Seating - Body Structure & Function

A longitudinal study (McDonald et al, 2007) evaluated the effectiveness of adaptive seating systems using sacral pads and kneeblocks. Statistically significant differences before and after kneeblock removal were found for force at the kneeblock, but no difference was found in pressure at the sacral pad. No statistically significant correlations between force and pressure or posture were found. This study suggests that seating systems using a sacral pad and kneeblock may not improve overall posture but may improve hip position in children with CP.

A pre-post study (Martinsson et al, 2011) studied the effect of 1 year of daily, straddled weight-bearing on hip migration percentage and muscle length in non-ambulatory children with cerebral palsy. Participants using straddled weight-bearing after surgery had the largest decrease in migration percentage (n=3, 20 controls;P=.026). Children using straddled weight-bearing at least 1 hour per day for prevention also improved (n=8, 63 controls;P=.029).

Conclusion: There is limited evidence (level 2b) from two quasi-experimental studies supporting the use of seating systems to improve/maintain hip position in children with cerebral palsy.

A systematic review (Michael et al, 2007) was conducted to inform clinical practice on seating provision and use, and identify what further research is required in order to establish evidence-based guidelines for provision. Overall there is a lack of quality evidence to support and guide the use of the tilted position.

A quasi-experimental study (Braccialli et al, 2011) determined the influence of flexibility of the chair seat surface on the pressure peak and on the contact area during the execution of a task of handling an object on the seated position by individuals with spastic cerebral palsy. A significant difference between the pressure peaks between the canvas seat and a wooden chair was found (p=0.02). A flexible canvas seat increased the contact area and decreased the pressure peak and the medio-lateral displacement of centre pressure on the seated posture.

Conclusion: Limited (level 2b) evidence from one quasi-experimental study supports the use of adaptive seating to reduce pressure distribution while seated in children with cerebral palsy.
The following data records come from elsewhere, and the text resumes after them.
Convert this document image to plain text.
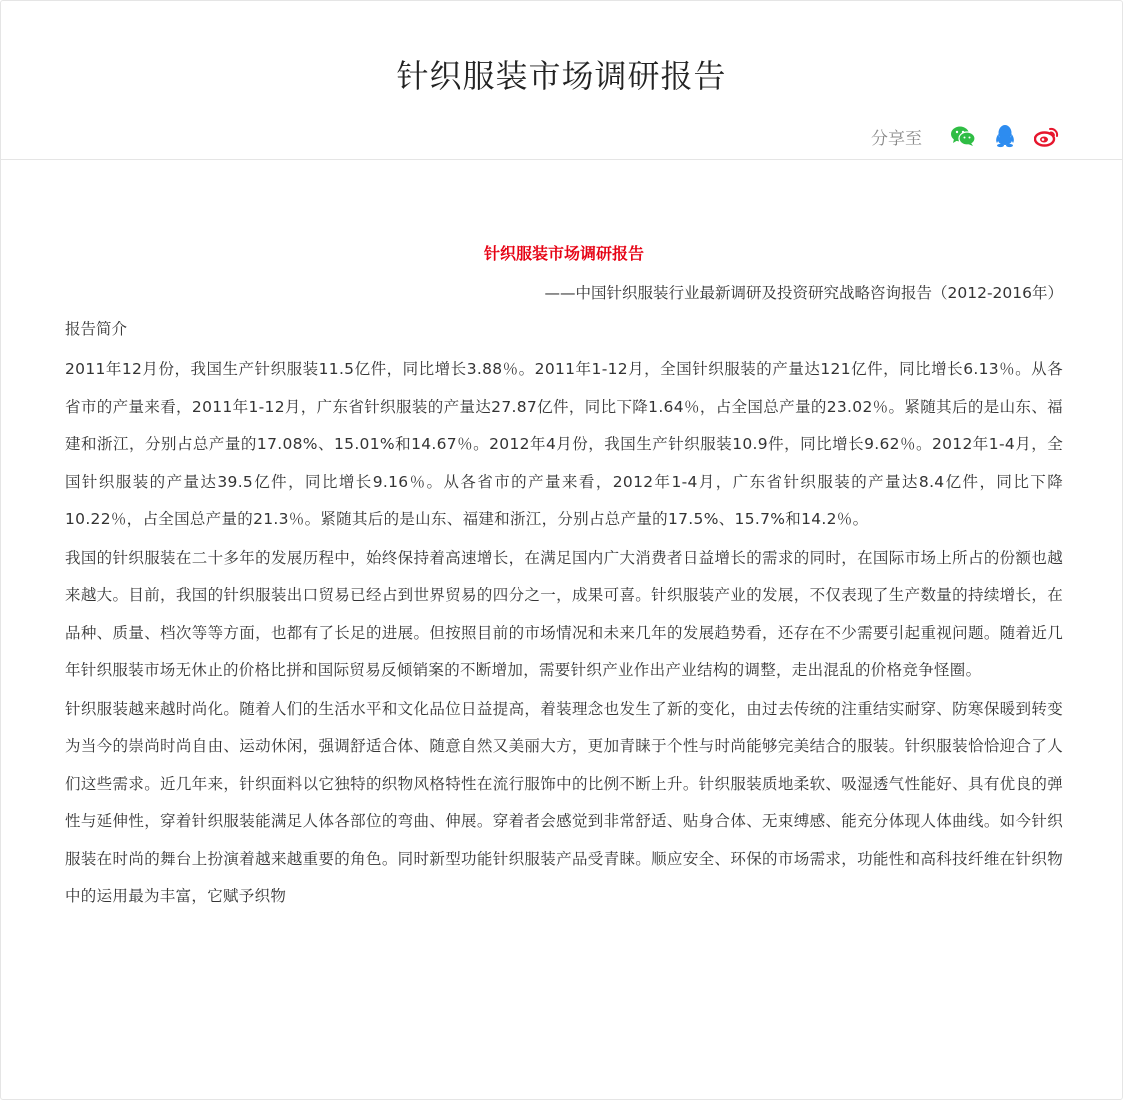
针织服装市场调研报告
分享至
针织服装市场调研报告
——中国针织服装行业最新调研及投资研究战略咨询报告（2012-2016年）
报告简介

2011年12月份，我国生产针织服装11.5亿件，同比增长3.88％。2011年1-12月，全国针织服装的产量达121亿件，同比增长6.13％。从各省市的产量来看，2011年1-12月，广东省针织服装的产量达27.87亿件，同比下降1.64％，占全国总产量的23.02％。紧随其后的是山东、福建和浙江，分别占总产量的17.08%、15.01%和14.67％。2012年4月份，我国生产针织服装10.9件，同比增长9.62％。2012年1-4月，全国针织服装的产量达39.5亿件，同比增长9.16％。从各省市的产量来看，2012年1-4月，广东省针织服装的产量达8.4亿件，同比下降10.22％，占全国总产量的21.3％。紧随其后的是山东、福建和浙江，分别占总产量的17.5%、15.7%和14.2％。

我国的针织服装在二十多年的发展历程中，始终保持着高速增长，在满足国内广大消费者日益增长的需求的同时，在国际市场上所占的份额也越来越大。目前，我国的针织服装出口贸易已经占到世界贸易的四分之一，成果可喜。针织服装产业的发展，不仅表现了生产数量的持续增长，在品种、质量、档次等等方面，也都有了长足的进展。但按照目前的市场情况和未来几年的发展趋势看，还存在不少需要引起重视问题。随着近几年针织服装市场无休止的价格比拼和国际贸易反倾销案的不断增加，需要针织产业作出产业结构的调整，走出混乱的价格竞争怪圈。

针织服装越来越时尚化。随着人们的生活水平和文化品位日益提高，着装理念也发生了新的变化，由过去传统的注重结实耐穿、防寒保暖到转变为当今的崇尚时尚自由、运动休闲，强调舒适合体、随意自然又美丽大方，更加青睐于个性与时尚能够完美结合的服装。针织服装恰恰迎合了人们这些需求。近几年来，针织面料以它独特的织物风格特性在流行服饰中的比例不断上升。针织服装质地柔软、吸湿透气性能好、具有优良的弹性与延伸性，穿着针织服装能满足人体各部位的弯曲、伸展。穿着者会感觉到非常舒适、贴身合体、无束缚感、能充分体现人体曲线。如今针织服装在时尚的舞台上扮演着越来越重要的角色。同时新型功能针织服装产品受青睐。顺应安全、环保的市场需求，功能性和高科技纤维在针织物中的运用最为丰富，它赋予织物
A systematic review (Chung et al, 2008) reviewed the research on adaptive seating effects on sitting posture in children with CP and examined whether changes in postural control influenced functioning. Conflicting findings were reported for saddle seats and optimal seat/back angle for improving sitting posture/postural control. Significant improvements were reported with seat inserts, external supports, and modular seating systems. Evidence supporting effects of postural control on functional abilities was limited.

A literature review (McNamara et al, 2007) evaluated the current research looking at the impact of seat inclinations upon postural control, muscle activity and upper extremity function in children with cerebral palsy. Improved postural control and a reduction in pathological movements were achieved in anterior tilt; reduced postural sway was evident for children with spastic cerebral palsy sitting on anterior incline, and increased sway for those with hypotonia; extensor thrust was evoked when in posterior incline.

A quasi-experimental study (Hadders-Algra et al, 2007) determined the effect of seat surface tilting on postural control and quality of reaching in children with cerebral palsy. In the children with bilateral spastic CP, both forward and backward tilting of the seat surface was associated with more postural instability.

A consensus statement determined that postural management is helpful for children with bilateral CP for communication, cognitive/ functional skills, participation and may reduce deformity. Postural intervention can be guided by the GMFCS. Children in GMFCS groups IV-V should start 24-hour postural management programmes in lying after birth, in sitting from 6 months, and in standing from 12 months. GMFCS level III should emphasize postural activity from an early age. Close surveillance should be maintained for the development of postural or positional deformity to soft tissues and bony structures. All children who cannot walk more than 10 steps by 30 months should have a hip X-ray to measure migration (repeated every 6-12 months until the age of 7) and spine X-rays for GMFCS V and IV unable to stand by the age of 5 years (at 5 and 10). Intervention to prevent deformity is provided as an integrated approach between postural management equipment, activity, and surgery. Decisions should be based on a child’s clinical and functional activities, pain levels, sleep assessment, hip migration percentage, long-term prognosis, and social implications. Postural care pathways and training are needed to enable the active understanding and involvement of all those involved with the child. More evidence for the effectiveness of intervention is needed.

Conclusion: There is limited evidence (level 2b) from a literature review and a systematic review as well as a consensus statement (level 3 evidence) supporting the positive effects of seating systems on postural control in children with cerebral palsy.